Pakistan needs to set up a permanent joint committee to help NEPRA and provincial energy departments coordinate their work. Currently, overlapping rules and jurisdictions make things difficult for everyone involved. By standardizing grid codes and creating clear, unified rules for licensing and tariffs on provincial transmission lines, the government can give private developers a more predictable environment. This kind of coordination is the only way to get stalled B2B power deals moving and encourage more private investment in clean energy infrastructure.

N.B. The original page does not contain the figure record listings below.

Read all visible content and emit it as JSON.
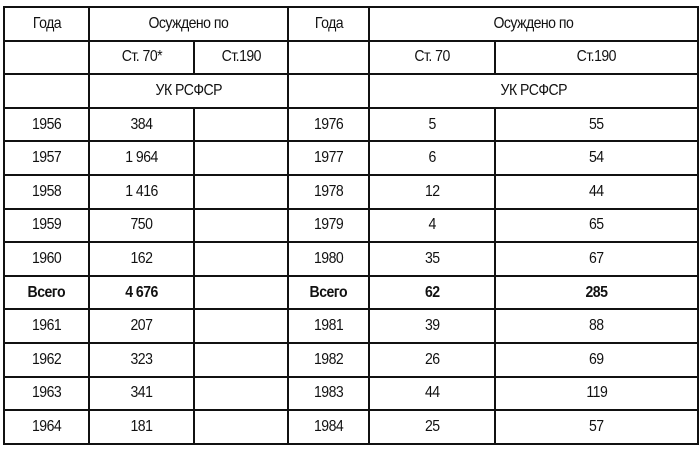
{
  "header": {
    "row1": {
      "year_left": "Года",
      "convicted_left": "Осуждено по",
      "year_right": "Года",
      "convicted_right": "Осуждено по"
    },
    "row2": {
      "art70_left": "Ст. 70*",
      "art190_left": "Ст.190",
      "art70_right": "Ст. 70",
      "art190_right": "Ст.190"
    },
    "row3": {
      "code_left": "УК РСФСР",
      "code_right": "УК РСФСР"
    }
  },
  "rows": [
    {
      "year_l": "1956",
      "art70_l": "384",
      "art190_l": "",
      "year_r": "1976",
      "art70_r": "5",
      "art190_r": "55"
    },
    {
      "year_l": "1957",
      "art70_l": "1 964",
      "art190_l": "",
      "year_r": "1977",
      "art70_r": "6",
      "art190_r": "54"
    },
    {
      "year_l": "1958",
      "art70_l": "1 416",
      "art190_l": "",
      "year_r": "1978",
      "art70_r": "12",
      "art190_r": "44"
    },
    {
      "year_l": "1959",
      "art70_l": "750",
      "art190_l": "",
      "year_r": "1979",
      "art70_r": "4",
      "art190_r": "65"
    },
    {
      "year_l": "1960",
      "art70_l": "162",
      "art190_l": "",
      "year_r": "1980",
      "art70_r": "35",
      "art190_r": "67"
    },
    {
      "year_l": "Всего",
      "art70_l": "4 676",
      "art190_l": "",
      "year_r": "Всего",
      "art70_r": "62",
      "art190_r": "285",
      "bold": true
    },
    {
      "year_l": "1961",
      "art70_l": "207",
      "art190_l": "",
      "year_r": "1981",
      "art70_r": "39",
      "art190_r": "88"
    },
    {
      "year_l": "1962",
      "art70_l": "323",
      "art190_l": "",
      "year_r": "1982",
      "art70_r": "26",
      "art190_r": "69"
    },
    {
      "year_l": "1963",
      "art70_l": "341",
      "art190_l": "",
      "year_r": "1983",
      "art70_r": "44",
      "art190_r": "119"
    },
    {
      "year_l": "1964",
      "art70_l": "181",
      "art190_l": "",
      "year_r": "1984",
      "art70_r": "25",
      "art190_r": "57"
    }
  ]
}
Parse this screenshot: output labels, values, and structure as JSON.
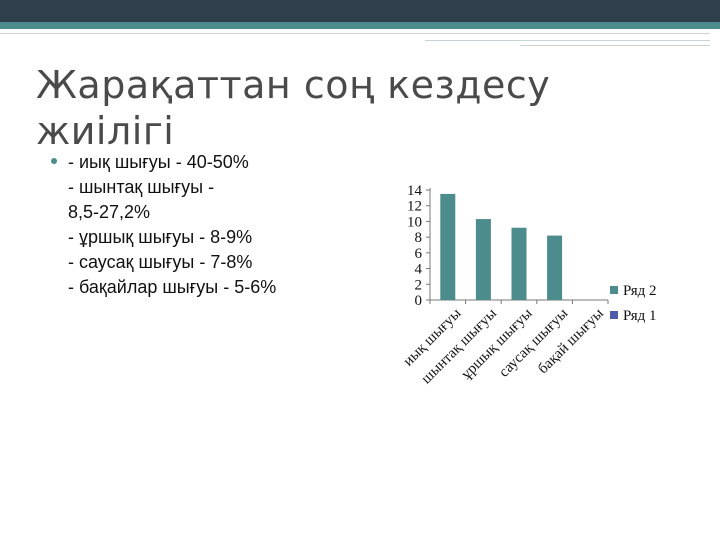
{
  "slide": {
    "title": "Жарақаттан соң кездесу жиілігі",
    "bullet_text": "-  иық шығуы - 40-50%\n- шынтақ шығуы -\n8,5-27,2%\n- ұршық шығуы - 8-9%\n- саусақ шығуы - 7-8%\n- бақайлар шығуы - 5-6%"
  },
  "colors": {
    "top_band": "#2f3f4c",
    "accent": "#4d8c8c",
    "series_2": "#4d8c8c",
    "series_1": "#4f5aa8"
  },
  "chart_data": {
    "type": "bar",
    "categories": [
      "иық шығуы",
      "шынтақ шығуы",
      "ұршық шығуы",
      "саусақ шығуы",
      "бақай шығуы"
    ],
    "series": [
      {
        "name": "Ряд 2",
        "values": [
          13.5,
          10.3,
          9.2,
          8.2,
          0
        ]
      },
      {
        "name": "Ряд 1",
        "values": [
          0,
          0,
          0,
          0,
          0
        ]
      }
    ],
    "y_ticks": [
      "0",
      "2",
      "4",
      "6",
      "8",
      "10",
      "12",
      "14"
    ],
    "ylim": [
      0,
      14
    ],
    "grid": false,
    "legend_position": "right",
    "title": "",
    "xlabel": "",
    "ylabel": ""
  }
}
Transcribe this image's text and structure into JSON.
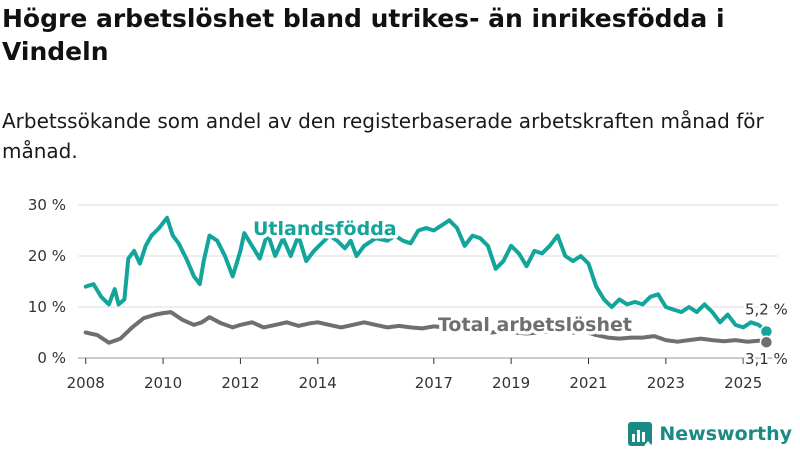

  • Transitioning toward Regional Transmission and Open Wholesale Markets

To fix the long-term issues with energy fragmentation, it is necessary to move away from the state-monopoly system, where there is only one buyer, and start building a competitive wholesale market instead. Our organization has the capability to do this by fully putting the CTBCM framework into practice and setting up independent regional operators to handle transmission. When private buyers and sellers can trade power directly, electricity is moved based on what makes sense economically rather than being restricted by administrative borders. An open market lets prices be set by transparent forces, which helps take the politics out of how national resources are shared.

Critical analysis 

Critically, the energy crisis in Pakistan is not really the fault of the 18th Amendment. The actual problem is that the country never set up the institutional systems required to make a decentralized government function properly. Power was moved to the provinces, but the technical and administrative connections needed to link them with the federal government were never created. This has resulted in a broken setup where provinces have the power to approve new energy projects, yet the federal government is still stuck with the financial responsibility and the mounting debt. As a result, energy policy has become a political battleground. Provinces use constitutional rules to look out for their own regional interests, while the federal center uses its control over the power grid and pricing to protect its own finances. This constant friction creates a lot of uncertainty, which makes it hard to attract long-term international investment. Solving this does not mean taking away provincial power. Instead, it requires a cooperative approach where both levels of government work together using shared data, consistent regulations, and a system driven by the market.

Conclusion 

In short, the 18th Amendment was intended to give provinces more control over energy, but because there was no real way for everyone to work together, the sector has become very disorganized. This lack of coordination has led to poor planning, disputes over natural gas, and stalled business projects, which eventually pushed the power sector debt to a massive 2.6 trillion PKR. It is now clear that managing a modern energy system in a country like Pakistan cannot work if provinces act entirely on their own or if the federal government tries to force its own rules without cooperation. In fact,  Pakistan wants a secure energy future, it has to move past political arguments and focus on working together. This means giving the Council of Common Interests a permanent technical team to help with decisions, creating national energy plans that everyone agrees on, and making sure all regulations match up. The goal should be to create a competitive electricity market where decisions are based on economic facts rather than administrative borders. Therefore, moving toward shared data and uniform rules is the only way to build an energy sector that actually works and lasts.